Hybrid systems are those “with both continuous dynamics and discrete logic” [1]. The discrete logic serves to label or parametrize (my terms) states; state-specific continuous dynamics, modeled largely if not exclusively by differential equations, operate within each discrete state [2]. A particularly good example is an array of proportional-integral-derivative (PID) controllers--labeled discretely as, say, 1, ..., N--whose set points are periodically adjusted by a human(-in-the-loop) operator [1]. If, furthermore, transitions among a hybrid system’s states are modeled as probabilistic rather than deterministic, then that system is a stochastic hybrid system (SHS), the general subject of this paper [2,3]. (The more specific subject is discrete-time SHSs.)
Given the basic context just set, it is appropriate to mention here that this excellent paper is clearly aimed at experts, though mindful reading by nonspecialists will serve quite well as serviceable orientation. The ideal level of desired expertise extends to formal methods. Markov processes already go with the stochastic territory; here, however, continuous-space stochastic models are “abstracted” to discrete-space Markov models. The reader should, in this regard, also be comfortable with the notion of convex optimization. The introduction states that formal methods “can provide formal guarantees [of] the probabilistic satisfaction of quantitative specifications, such as those expressed in linear temporal logic (LTL)” [4]. This “theoretical and computational” framework is “both formal and scalable.” Scalability is here an amelioration, if not elimination, of the plague of state-space explosion.

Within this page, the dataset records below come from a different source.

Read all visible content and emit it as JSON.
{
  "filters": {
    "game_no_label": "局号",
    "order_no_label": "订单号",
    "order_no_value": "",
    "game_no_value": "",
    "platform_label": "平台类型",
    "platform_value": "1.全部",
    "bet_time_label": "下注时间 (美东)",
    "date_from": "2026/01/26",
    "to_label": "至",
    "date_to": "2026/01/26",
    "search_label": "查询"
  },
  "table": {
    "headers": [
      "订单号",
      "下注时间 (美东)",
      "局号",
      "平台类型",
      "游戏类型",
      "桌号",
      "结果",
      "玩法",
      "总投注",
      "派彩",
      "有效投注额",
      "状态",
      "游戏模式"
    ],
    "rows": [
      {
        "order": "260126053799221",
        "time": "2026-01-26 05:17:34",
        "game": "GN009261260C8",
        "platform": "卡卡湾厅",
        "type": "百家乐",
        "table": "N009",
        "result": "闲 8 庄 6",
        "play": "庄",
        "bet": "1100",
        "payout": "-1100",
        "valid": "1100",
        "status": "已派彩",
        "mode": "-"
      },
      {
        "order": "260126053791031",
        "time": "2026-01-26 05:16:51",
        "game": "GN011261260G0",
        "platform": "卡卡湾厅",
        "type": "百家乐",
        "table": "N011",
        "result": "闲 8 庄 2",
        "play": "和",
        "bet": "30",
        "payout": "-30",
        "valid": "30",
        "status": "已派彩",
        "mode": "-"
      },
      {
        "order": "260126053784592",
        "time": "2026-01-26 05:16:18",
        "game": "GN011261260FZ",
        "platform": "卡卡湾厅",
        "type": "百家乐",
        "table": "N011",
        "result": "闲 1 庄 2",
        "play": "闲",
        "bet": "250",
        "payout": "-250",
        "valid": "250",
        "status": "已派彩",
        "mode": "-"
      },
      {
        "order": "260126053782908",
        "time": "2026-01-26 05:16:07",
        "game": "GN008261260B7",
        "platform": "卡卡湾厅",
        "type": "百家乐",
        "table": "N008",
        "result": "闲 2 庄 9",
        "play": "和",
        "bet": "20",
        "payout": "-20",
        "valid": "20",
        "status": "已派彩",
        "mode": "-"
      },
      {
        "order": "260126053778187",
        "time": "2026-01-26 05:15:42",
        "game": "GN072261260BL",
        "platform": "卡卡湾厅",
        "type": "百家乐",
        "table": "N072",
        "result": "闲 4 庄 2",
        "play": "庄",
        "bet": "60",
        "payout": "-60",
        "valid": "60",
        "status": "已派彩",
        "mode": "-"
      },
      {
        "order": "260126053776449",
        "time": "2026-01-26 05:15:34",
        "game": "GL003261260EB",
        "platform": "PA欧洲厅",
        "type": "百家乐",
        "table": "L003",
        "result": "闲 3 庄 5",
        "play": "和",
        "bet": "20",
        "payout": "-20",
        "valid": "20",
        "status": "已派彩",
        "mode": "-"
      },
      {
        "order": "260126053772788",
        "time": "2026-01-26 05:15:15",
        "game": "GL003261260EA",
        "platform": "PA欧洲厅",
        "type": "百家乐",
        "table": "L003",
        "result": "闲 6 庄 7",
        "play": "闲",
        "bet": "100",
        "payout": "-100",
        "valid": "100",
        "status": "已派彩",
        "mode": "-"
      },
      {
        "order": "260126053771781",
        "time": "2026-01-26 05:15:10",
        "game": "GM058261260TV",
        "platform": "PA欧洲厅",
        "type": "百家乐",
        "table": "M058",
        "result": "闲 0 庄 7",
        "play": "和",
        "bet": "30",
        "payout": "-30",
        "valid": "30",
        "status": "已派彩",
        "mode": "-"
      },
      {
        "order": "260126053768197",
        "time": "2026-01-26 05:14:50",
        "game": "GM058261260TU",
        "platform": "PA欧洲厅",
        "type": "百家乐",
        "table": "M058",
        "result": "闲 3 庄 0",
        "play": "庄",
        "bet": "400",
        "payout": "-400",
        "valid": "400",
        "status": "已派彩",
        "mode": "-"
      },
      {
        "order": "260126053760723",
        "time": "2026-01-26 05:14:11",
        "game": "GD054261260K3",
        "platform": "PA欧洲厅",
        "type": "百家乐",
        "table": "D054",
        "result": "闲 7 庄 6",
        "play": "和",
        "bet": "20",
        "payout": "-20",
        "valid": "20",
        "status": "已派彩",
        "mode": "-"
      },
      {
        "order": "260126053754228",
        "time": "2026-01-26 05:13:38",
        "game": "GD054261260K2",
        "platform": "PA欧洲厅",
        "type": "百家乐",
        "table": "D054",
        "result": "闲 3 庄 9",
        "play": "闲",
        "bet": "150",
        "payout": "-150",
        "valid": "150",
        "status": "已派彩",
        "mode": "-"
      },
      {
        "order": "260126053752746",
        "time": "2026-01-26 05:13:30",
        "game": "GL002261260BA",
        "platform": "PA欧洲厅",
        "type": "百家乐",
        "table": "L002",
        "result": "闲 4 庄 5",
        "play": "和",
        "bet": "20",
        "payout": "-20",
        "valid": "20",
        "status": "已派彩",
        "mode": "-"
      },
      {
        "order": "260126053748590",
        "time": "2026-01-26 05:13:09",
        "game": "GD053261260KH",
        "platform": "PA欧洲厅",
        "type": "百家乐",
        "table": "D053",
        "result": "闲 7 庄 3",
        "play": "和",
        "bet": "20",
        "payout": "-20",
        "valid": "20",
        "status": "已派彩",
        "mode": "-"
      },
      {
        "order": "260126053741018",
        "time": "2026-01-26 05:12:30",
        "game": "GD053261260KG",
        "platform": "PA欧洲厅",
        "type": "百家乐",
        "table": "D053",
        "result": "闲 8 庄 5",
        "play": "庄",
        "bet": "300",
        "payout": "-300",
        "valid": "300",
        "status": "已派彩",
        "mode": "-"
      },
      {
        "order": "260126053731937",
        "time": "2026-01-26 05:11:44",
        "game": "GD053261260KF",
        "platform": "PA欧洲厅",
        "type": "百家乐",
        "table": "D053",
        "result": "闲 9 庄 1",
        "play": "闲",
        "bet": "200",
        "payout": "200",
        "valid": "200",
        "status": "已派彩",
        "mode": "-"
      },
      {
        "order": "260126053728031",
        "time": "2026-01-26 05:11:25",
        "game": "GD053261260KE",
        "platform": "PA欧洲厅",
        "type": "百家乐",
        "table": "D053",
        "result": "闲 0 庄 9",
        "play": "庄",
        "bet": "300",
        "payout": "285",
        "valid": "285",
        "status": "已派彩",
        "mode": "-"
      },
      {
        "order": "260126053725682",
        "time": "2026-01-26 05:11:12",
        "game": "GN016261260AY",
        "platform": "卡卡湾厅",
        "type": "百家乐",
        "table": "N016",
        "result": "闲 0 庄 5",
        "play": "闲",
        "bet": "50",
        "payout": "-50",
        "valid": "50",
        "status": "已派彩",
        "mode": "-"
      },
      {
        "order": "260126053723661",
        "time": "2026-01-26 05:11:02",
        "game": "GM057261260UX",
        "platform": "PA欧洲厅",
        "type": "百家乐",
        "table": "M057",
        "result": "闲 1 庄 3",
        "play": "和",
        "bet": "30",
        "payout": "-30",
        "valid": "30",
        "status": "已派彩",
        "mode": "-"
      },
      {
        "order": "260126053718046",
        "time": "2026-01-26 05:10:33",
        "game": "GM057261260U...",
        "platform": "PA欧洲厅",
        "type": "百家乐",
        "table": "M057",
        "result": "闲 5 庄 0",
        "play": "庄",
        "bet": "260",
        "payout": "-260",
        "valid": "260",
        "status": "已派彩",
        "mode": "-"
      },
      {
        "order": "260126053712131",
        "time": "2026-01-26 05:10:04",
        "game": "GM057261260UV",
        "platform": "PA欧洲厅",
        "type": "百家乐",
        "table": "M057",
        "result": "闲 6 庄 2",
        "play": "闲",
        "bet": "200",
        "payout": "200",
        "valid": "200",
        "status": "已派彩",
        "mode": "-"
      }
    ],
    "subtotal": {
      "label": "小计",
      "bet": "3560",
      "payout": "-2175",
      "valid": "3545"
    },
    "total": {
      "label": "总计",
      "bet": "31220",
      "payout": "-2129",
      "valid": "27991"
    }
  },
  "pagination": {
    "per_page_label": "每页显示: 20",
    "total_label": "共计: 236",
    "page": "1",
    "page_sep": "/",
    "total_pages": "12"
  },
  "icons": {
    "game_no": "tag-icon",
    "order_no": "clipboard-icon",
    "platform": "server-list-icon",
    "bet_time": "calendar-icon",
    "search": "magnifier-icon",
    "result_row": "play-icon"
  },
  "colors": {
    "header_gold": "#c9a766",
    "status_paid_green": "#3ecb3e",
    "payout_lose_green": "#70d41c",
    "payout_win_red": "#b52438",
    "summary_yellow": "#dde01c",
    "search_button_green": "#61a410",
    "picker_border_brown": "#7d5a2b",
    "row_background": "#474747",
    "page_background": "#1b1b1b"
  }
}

Seven mathematically/logically rigorous theoretical sections are followed by section 8, “Experimental Results,” which includes three case studies of interval Markov decision processes (IMDP) as mapped by the authors to SHSs. The sections include explication of SHSs, temporal logic specifications, Markov models, post images of polytopes (convex optimization), SHS abstractions as IMDPs, IMDP computation and space discretization, bounds of transition probabilities, strategy synthesis, and computed satisfaction probability correctness.
The relegation of proofs to an appendix contributes to this paper’s smooth flow, thus ameliorating the reader’s assimilation of its subject matter. Section 8’s table 1 and figures 1 and 2 substantiate the computational performance improvement that the authors have achieved.
I am very glad to have read--and happy to recommend--this paper.